Our analysis identifies five human values, philosophies, and needs that motivate the architecture: human decision authority, safety, security, and privacy, reliable execution, capability amplification, and contextual adaptability.
We then trace them through thirteen design principles to implementation choices.
The core of the system is a simple while-loop that calls the model, runs tools, and repeats.
Most of the code, however, lives in the systems around this loop: a permission system with seven modes and an ML-based classifier, a five-layer compaction pipeline for context management, four extensibility mechanisms (MCP, plugins, skills, and hooks), a subagent delegation and orchestration mechanism, and append-oriented session storage.

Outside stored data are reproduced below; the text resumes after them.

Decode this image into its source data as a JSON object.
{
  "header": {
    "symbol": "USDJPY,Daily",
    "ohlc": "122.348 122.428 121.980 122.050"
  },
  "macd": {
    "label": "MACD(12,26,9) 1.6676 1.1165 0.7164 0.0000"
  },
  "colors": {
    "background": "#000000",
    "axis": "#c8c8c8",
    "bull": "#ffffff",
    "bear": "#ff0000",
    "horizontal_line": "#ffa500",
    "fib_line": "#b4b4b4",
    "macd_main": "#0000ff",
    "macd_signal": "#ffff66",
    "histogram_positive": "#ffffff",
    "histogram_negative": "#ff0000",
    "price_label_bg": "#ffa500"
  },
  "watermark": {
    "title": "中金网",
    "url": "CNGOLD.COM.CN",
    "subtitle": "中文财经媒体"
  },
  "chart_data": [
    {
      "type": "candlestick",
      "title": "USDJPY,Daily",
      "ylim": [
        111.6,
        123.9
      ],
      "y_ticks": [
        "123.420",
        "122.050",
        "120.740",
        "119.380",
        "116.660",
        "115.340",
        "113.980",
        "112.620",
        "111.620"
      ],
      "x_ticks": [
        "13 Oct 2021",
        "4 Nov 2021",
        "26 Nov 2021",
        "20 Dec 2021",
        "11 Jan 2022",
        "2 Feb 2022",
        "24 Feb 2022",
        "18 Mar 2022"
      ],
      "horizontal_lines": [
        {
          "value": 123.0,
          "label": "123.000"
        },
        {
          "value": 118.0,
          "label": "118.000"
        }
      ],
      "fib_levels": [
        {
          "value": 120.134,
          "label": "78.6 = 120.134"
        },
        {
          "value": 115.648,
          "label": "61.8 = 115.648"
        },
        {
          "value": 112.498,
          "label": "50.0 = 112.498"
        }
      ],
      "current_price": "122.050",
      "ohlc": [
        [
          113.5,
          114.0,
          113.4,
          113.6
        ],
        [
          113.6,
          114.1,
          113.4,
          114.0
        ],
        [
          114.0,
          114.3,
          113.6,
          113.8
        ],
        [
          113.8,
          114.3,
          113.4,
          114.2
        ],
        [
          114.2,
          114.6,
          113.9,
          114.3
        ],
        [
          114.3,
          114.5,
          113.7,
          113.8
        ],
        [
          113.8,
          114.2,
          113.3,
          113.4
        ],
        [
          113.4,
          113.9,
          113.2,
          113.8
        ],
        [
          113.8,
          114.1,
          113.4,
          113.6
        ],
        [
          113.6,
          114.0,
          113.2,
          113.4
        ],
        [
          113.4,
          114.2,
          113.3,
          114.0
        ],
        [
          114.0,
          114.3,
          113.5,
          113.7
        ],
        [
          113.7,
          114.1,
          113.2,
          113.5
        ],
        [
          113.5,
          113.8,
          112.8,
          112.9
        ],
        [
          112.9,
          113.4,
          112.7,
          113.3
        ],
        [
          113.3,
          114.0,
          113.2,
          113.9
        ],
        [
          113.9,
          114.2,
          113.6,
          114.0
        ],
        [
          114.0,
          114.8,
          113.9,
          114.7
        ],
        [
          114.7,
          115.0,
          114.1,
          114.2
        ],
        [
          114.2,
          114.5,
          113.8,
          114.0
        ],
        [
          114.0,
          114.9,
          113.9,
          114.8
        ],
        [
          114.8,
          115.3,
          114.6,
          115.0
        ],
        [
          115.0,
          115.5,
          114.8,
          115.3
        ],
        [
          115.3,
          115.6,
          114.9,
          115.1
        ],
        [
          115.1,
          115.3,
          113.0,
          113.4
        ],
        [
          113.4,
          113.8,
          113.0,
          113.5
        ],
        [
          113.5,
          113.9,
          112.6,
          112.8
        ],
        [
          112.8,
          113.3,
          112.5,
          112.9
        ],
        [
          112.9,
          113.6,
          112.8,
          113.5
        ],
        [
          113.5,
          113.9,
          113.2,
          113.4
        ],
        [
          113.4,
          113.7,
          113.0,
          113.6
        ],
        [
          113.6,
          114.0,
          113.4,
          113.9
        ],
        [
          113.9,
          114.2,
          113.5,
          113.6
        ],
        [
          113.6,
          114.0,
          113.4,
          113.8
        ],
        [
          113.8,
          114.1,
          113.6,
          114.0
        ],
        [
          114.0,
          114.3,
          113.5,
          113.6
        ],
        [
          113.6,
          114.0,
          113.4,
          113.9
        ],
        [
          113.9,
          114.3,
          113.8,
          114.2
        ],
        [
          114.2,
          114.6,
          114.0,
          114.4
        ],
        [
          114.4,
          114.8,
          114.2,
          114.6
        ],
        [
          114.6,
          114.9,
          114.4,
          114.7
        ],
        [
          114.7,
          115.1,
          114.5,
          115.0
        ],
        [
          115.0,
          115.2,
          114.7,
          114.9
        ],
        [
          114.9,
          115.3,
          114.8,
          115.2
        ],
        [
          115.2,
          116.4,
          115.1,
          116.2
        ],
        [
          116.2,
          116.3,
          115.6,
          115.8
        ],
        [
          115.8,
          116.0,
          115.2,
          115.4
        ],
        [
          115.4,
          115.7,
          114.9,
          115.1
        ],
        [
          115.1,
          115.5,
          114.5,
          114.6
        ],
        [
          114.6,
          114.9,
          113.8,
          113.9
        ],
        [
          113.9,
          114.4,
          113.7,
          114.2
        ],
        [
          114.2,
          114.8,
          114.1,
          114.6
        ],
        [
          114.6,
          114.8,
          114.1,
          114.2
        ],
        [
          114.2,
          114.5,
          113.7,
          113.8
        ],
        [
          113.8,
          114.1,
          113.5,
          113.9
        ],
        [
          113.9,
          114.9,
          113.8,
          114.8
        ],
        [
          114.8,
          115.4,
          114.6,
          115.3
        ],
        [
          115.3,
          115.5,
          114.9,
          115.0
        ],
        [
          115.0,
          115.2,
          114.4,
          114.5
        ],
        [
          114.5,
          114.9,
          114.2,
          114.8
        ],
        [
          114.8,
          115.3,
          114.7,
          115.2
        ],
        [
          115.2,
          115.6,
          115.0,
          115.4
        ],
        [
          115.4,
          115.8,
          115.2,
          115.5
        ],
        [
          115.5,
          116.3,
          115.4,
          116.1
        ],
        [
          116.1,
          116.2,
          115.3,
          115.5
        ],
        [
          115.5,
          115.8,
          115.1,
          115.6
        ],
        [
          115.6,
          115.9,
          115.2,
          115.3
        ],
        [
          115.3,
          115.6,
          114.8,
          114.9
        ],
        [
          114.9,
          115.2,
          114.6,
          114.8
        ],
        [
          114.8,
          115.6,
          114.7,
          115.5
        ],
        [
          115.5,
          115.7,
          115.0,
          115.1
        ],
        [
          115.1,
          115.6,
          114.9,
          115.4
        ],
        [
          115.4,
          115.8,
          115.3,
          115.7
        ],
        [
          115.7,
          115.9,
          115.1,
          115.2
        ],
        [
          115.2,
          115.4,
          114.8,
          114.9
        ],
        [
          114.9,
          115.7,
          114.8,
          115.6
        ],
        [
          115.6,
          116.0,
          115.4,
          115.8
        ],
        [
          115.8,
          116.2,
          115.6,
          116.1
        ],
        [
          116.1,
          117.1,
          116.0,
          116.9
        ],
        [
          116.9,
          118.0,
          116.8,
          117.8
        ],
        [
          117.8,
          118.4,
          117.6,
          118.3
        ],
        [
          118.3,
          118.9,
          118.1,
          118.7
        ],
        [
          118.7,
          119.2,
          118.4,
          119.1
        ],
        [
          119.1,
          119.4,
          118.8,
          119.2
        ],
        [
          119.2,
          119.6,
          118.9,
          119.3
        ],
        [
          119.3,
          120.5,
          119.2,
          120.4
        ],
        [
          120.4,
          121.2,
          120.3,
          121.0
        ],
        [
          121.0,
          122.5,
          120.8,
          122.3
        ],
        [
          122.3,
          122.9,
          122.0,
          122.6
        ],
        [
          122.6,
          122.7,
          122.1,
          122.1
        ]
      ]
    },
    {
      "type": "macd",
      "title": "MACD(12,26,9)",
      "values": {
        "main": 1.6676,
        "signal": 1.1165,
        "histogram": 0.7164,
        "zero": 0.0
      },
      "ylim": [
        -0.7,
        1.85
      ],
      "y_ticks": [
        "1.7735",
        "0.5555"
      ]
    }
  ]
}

Comparisons with OpenClaw and Hermes Agent show that the same design questions produce different answers across three deployment contexts.
Claude Code emphasizes per-action safety, OpenClaw emphasizes perimeter-level access, and Hermes renders per-action approvals across many surfaces.
At the runtime layer, Claude Code uses a single CLI loop, OpenClaw embeds the runtime within a gateway control plane, and Hermes uses one process whose role is set by its entry point.
At the context and extension layer, Claude Code extends the context window, OpenClaw registers gateway-wide capabilities, and Hermes provides pluggable memory and model backends.
We finally identify six open design directions for future agent systems, grounded in recent empirical, architectural, and policy literature.